When we try to solve a feeling, we are essentially saying, “I will only accept you once you are explained or fixed.” This keeps the mind in a state of high alert. By contrast, not solving a feeling means acknowledging it as a temporary state of being rather than a problem to be corrected. It’s moving from the head (the “Fixer”) into the body (the “Witness”). It’s the radical realisation that an emotion is not a mistake. It’s just energy moving through you and when you stop trying to solve or fix the feeling, the energy can finally break like a wave meeting the shore and you allow it to complete its natural cycle.

The Final Transformation

You don’t have to solve every feeling.

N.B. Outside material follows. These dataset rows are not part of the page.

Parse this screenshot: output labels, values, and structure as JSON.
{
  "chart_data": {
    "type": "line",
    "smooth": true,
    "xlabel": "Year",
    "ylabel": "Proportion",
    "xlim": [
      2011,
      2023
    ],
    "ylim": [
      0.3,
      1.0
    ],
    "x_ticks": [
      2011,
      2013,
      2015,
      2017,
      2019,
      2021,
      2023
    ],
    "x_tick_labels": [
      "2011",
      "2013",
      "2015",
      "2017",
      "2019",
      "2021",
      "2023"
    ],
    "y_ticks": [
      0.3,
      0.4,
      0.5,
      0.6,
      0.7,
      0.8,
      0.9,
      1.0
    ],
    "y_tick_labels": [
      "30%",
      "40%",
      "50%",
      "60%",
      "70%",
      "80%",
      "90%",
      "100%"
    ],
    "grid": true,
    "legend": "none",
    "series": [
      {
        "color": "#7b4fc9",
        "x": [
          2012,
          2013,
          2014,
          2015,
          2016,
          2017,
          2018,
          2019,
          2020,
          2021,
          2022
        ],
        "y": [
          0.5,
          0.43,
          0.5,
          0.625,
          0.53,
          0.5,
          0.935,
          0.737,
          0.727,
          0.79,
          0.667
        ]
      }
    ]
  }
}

Some emotions simply require space; space to be acknowledged, space to breathe and space to move through the body without the friction of your resistance. There are seasons where clarity is delayed and healing is gradual. In those times, the real work isn’t learning how to avoid the discomfort but learning how to remain a compassionate witness to your own experience.

The only way out is through. Emotions leave the body when they are finally felt, not when they are outrun or numbed or controlled. The deepest transformation begins the moment you stop asking “How do I make this disappear?” and instead gently ask “Can I stay with myself while this moves through?”